Unter Lumboischialgie versteht man den über den Ischiadicusnerv in das Bein fort­ge­leiteten Rückenschmerz.

Ursachen und Symptome
Eine Lumboischialgie kann verschiedene zugrunde liegende Ursachen haben. Die häufigste Krankheitsursache ist der Bandscheibenvorfall an der Lendenwirbelsäule. Das in Richtung des Rückenmarkes vorgefallene Bandscheibengewebe führt zur Irritation der abgehenden Nervenwurzeln. Hierdurch wird ein Nervenwurzelschmerz (Radikulopathie) hervorgerufen, der sich entlang des betroffenen Körpernerven (peripherer Nerv) in den Körper fortsetzt.
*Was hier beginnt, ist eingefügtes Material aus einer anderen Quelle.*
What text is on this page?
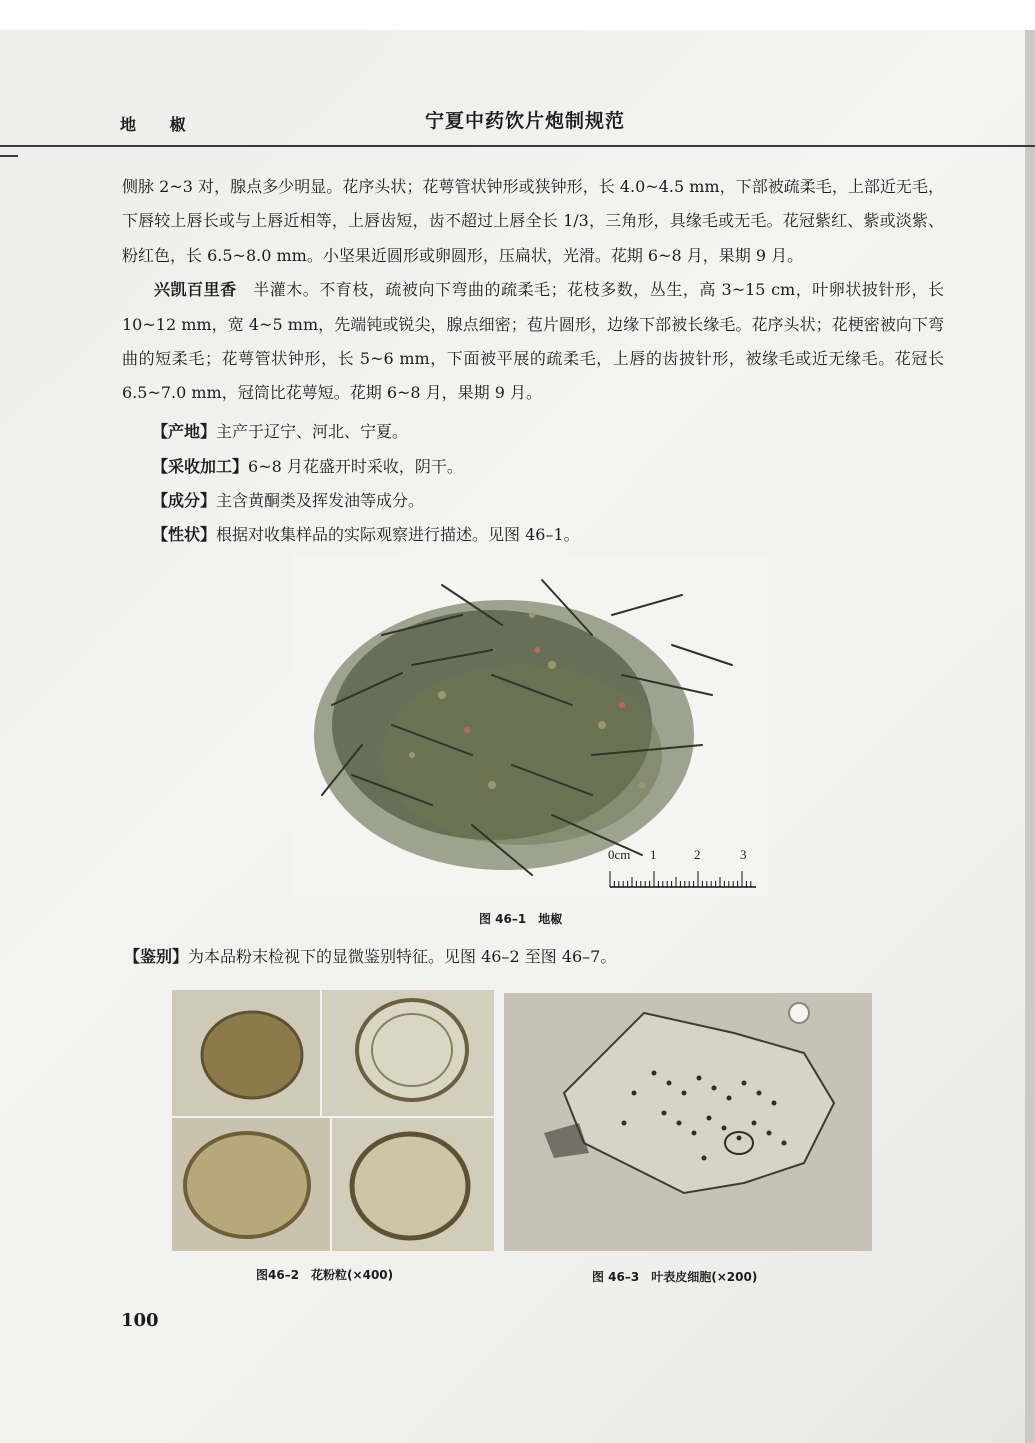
地 椒	宁夏中药饮片炮制规范

侧脉 2~3 对，腺点多少明显。花序头状；花萼管状钟形或狭钟形，长 4.0~4.5 mm，下部被疏柔毛，上部近无毛，下唇较上唇长或与上唇近相等，上唇齿短，齿不超过上唇全长 1/3，三角形，具缘毛或无毛。花冠紫红、紫或淡紫、粉红色，长 6.5~8.0 mm。小坚果近圆形或卵圆形，压扁状，光滑。花期 6~8 月，果期 9 月。

兴凯百里香　半灌木。不育枝，疏被向下弯曲的疏柔毛；花枝多数，丛生，高 3~15 cm，叶卵状披针形，长 10~12 mm，宽 4~5 mm，先端钝或锐尖，腺点细密；苞片圆形，边缘下部被长缘毛。花序头状；花梗密被向下弯曲的短柔毛；花萼管状钟形，长 5~6 mm，下面被平展的疏柔毛，上唇的齿披针形，被缘毛或近无缘毛。花冠长 6.5~7.0 mm，冠筒比花萼短。花期 6~8 月，果期 9 月。

【产地】主产于辽宁、河北、宁夏。
【采收加工】6~8 月花盛开时采收，阴干。
【成分】主含黄酮类及挥发油等成分。
【性状】根据对收集样品的实际观察进行描述。见图 46–1。
0cm 1	2	3
图 46–1　地椒
【鉴别】为本品粉末检视下的显微鉴别特征。见图 46–2 至图 46–7。
图46–2　花粉粒(×400)	图 46–3　叶表皮细胞(×200)
100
Da sich die unteren Rücken­marks­nerven der Lendenwirbelsäule zum größten menschlichen Körpernerven, dem Ischiasnerven, vereinigen, erfolgt die Schmerzweiterleitung entlang des Ischiasnerven über das Gesäß, den rückseitigen Oberschenkel, den Unterschenkel bis in den Fuß. Seltenere Ursachen für eine Lumboischialgie sind verschleißbedingte Verengungen der Nerven­austritts­löcher an der Wirbelsäule (degenerative Wirbelsäulenerkrankung), Wirbelgelenkzysten oder Entzündungen des Ischiasnerven.

Therapie
Zu den konservativen Therapieansätzen zählen die Stufenlagerung, Physiotherapie/ Krankengymnastik, Elektrotherapie, entzündungs- und schmerzlindernde Medi­ka­mente sowie zielgenau lokalisierte Infiltrationen durch Spritzen.
Ist die Lumboischialgie aufgrund der Schwere der zugrunde liegenden Erkrankung nicht ausreichend konservativ therapierbar, kommen operative Therapiemaßnahmen zum Einsatz, wodurch die eigentliche Ursache der Beschwerden entfernt wird (z.B. beim Bandscheibenvorfall: Nukleotomie) und/oder die Nervenaustrittslöcher erweitert werden (Dekompression).